The Adapters were listed in vSphere client and by nvidia-smi:
±----------------------------------------------------------------------------+
| NVIDIA-SMI 367.106 Driver Version: 367.106 |
|-------------------------------±---------------------±---------------------+
| GPU Name Persistence-M| Bus-Id Disp.A | Volatile Uncorr. ECC |
| Fan Temp Perf Pwr:Usage/Cap| Memory-Usage | GPU-Util Compute M. |
|===============================+======================+======================|
| 0 Tesla M60 On | 0000:89:00.0 Off | Off |
| N/A 36C P8 24W / 150W | 19MiB / 8191MiB | 0% Default |
±------------------------------±---------------------±---------------------+
| 1 Tesla M60 On | 0000:8A:00.0 Off | Off |
| N/A 31C P8 24W / 150W | 19MiB / 8191MiB | 0% Default |
±------------------------------±---------------------±---------------------+
±----------------------------------------------------------------------------+
| Processes: GPU Memory |
| GPU PID Type Process name Usage |
|=============================================================================|
| No running processes found |
±----------------------------------------------------------------------------+
No symptoms they were in compute mode, we also had a VM running and using the card.
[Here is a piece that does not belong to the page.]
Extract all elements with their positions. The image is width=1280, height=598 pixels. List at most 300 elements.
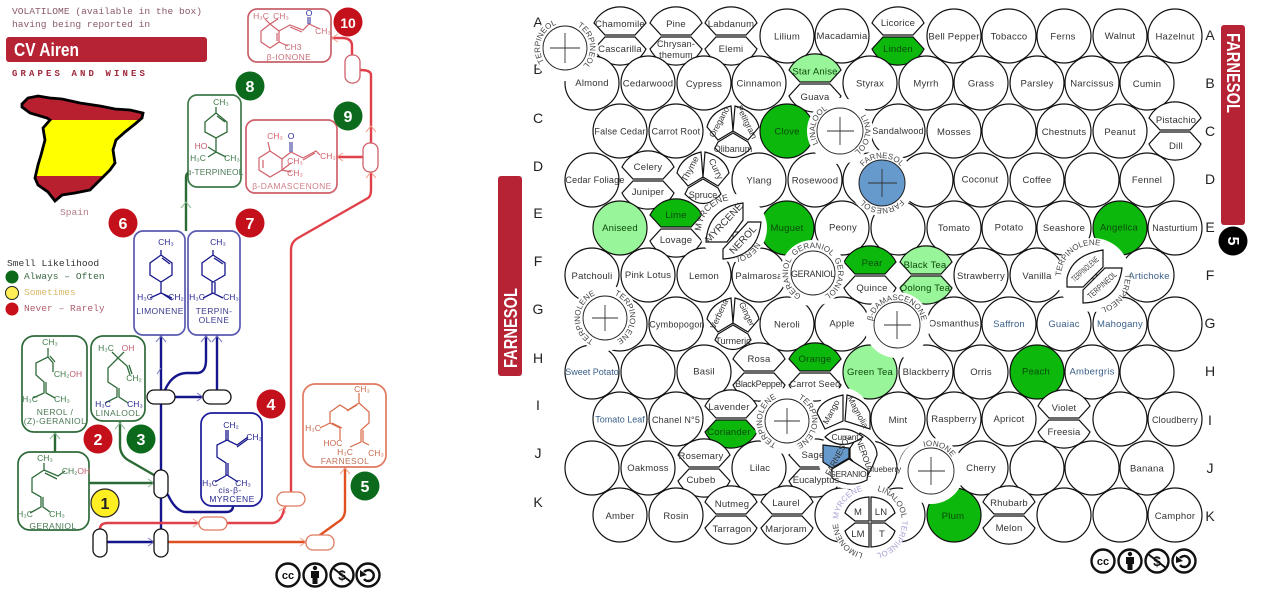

Then we updated the driver to this version:
NVIDIA-kepler-VMware_ESXi_6.5_Host_Driver 367.128-1OEM.650.0.0.4598673
What we did was a procedure that worked well in our other datacenter:
-
Host -> maintenance
-
esxcli software vib remove -n NVIDIA-VMware_ESXi_6.5_Host_Driver
Removal Result
Message: Operation finished successfully.
Reboot Required: false
VIBs Installed:
VIBs Removed: NVIDIA_bootbank_NVIDIA-VMware_ESXi_6.5_Host_Driver_367.106-1OEM.650.0.0.4598673
VIBs Skipped: -
reboot
-
installed new driver NVIDIA-kepler-VMware_ESXi_6.5_Host_Driver 367.128-1OEM.650.0.0.4598673
-
reboot
But after that:
[root@VI:~] nvidia-smi
NVIDIA-SMI has failed because it couldn’t communicate with the NVIDIA driver. Make sure that the latest NVIDIA driver is installed and running
[root@VI:~] esxcli software vib list | grep -i nvidia
NVIDIA-kepler-VMware_ESXi_6.5_Host_Driver 367.128-1OEM.650.0.0.4598673 NVIDIA VMwareAccepted 2018-12-13
In vSphere client the "Graphics Adapter" has changed from "NVIDIA Tesla M60" to "GM204GL [Tesla M60]"
[root@VI:~] lspci -n | grep 10de
0000:89:00.0 Class 0300: 10de:13f2
0000:8a:00.0 Class 0300: 10de:13f2
This seems to show it the card is still in grapohics mode, IIRC.
Please help!
Kind regards
ZPPO